Author: Balbontín, C., Ortúzar, J. de D. and Swait, J.D. (2015)
Journal: The Journal of Choice Modelling 16, 1-14
Keywords: Best-worst scaling, Discrete choice modelling, Residential location, Attribute importance, Heterogeneity, Combined estimation
Traditional stated choice (SC) experiments are the most widely used method for measuring individual preferences. Notwithstanding, the issue of differentiating between the impacts of the attributes per se vs. the impact of the attribute levels shown in the experiment has been something of a challenge for researchers. Recent studies suggest that Best–Worst scaling (B–W) experiments would allow for the possibility of making this discrimination. In this study we combine B–W data with more traditional SC data to model the choice of residential location; we also allow for observed and unobserved heterogeneity in the combined models. To the best of our knowledge, this type of data fusion has not been used before in this context. Our dataset is fairly unique and corresponds to a sample of individuals interested in acquiring a flat in the centre of Santiago, Chile, from whom both types of responses were elicited. In addition, we have available a larger independent validation sample that responded to a second SC exercise in the same location and time period.

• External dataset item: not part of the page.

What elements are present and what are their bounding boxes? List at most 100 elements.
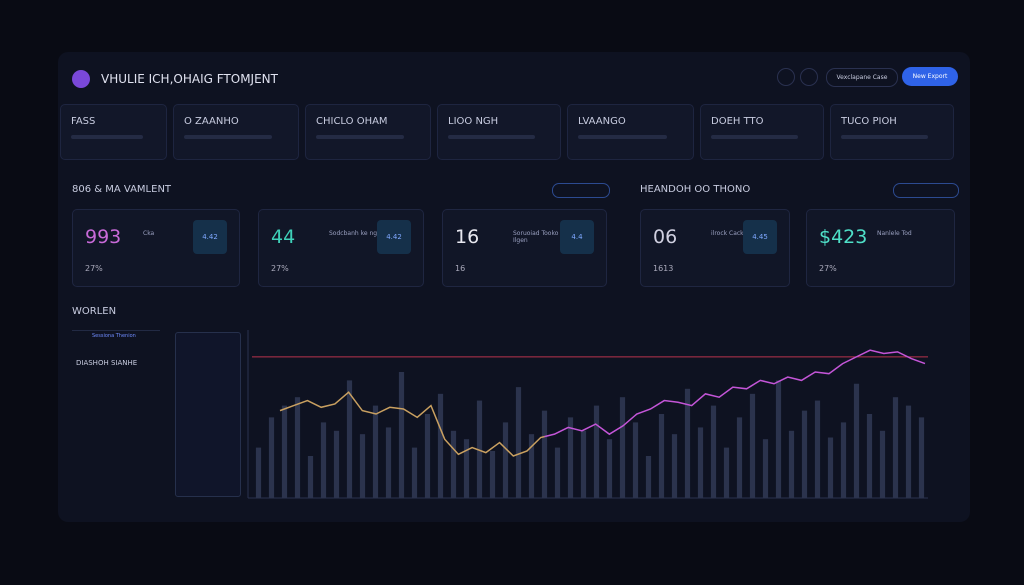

We found that the best-fit model corresponded to pooling the ‘best’ and SC responses (i.e., ignoring the ‘worst’ data), while accounting for systematic taste variations (observable heterogeneity) and allowing for a correct treatment of the pseudo-panel nature of the data through error components (unobserved heterogeneity). Our results imply that analysts could get valuable additional information to increase their understanding on individuals’ behaviour when considering the joint use of B–W Scaling and SC data incorporating heterogeneity.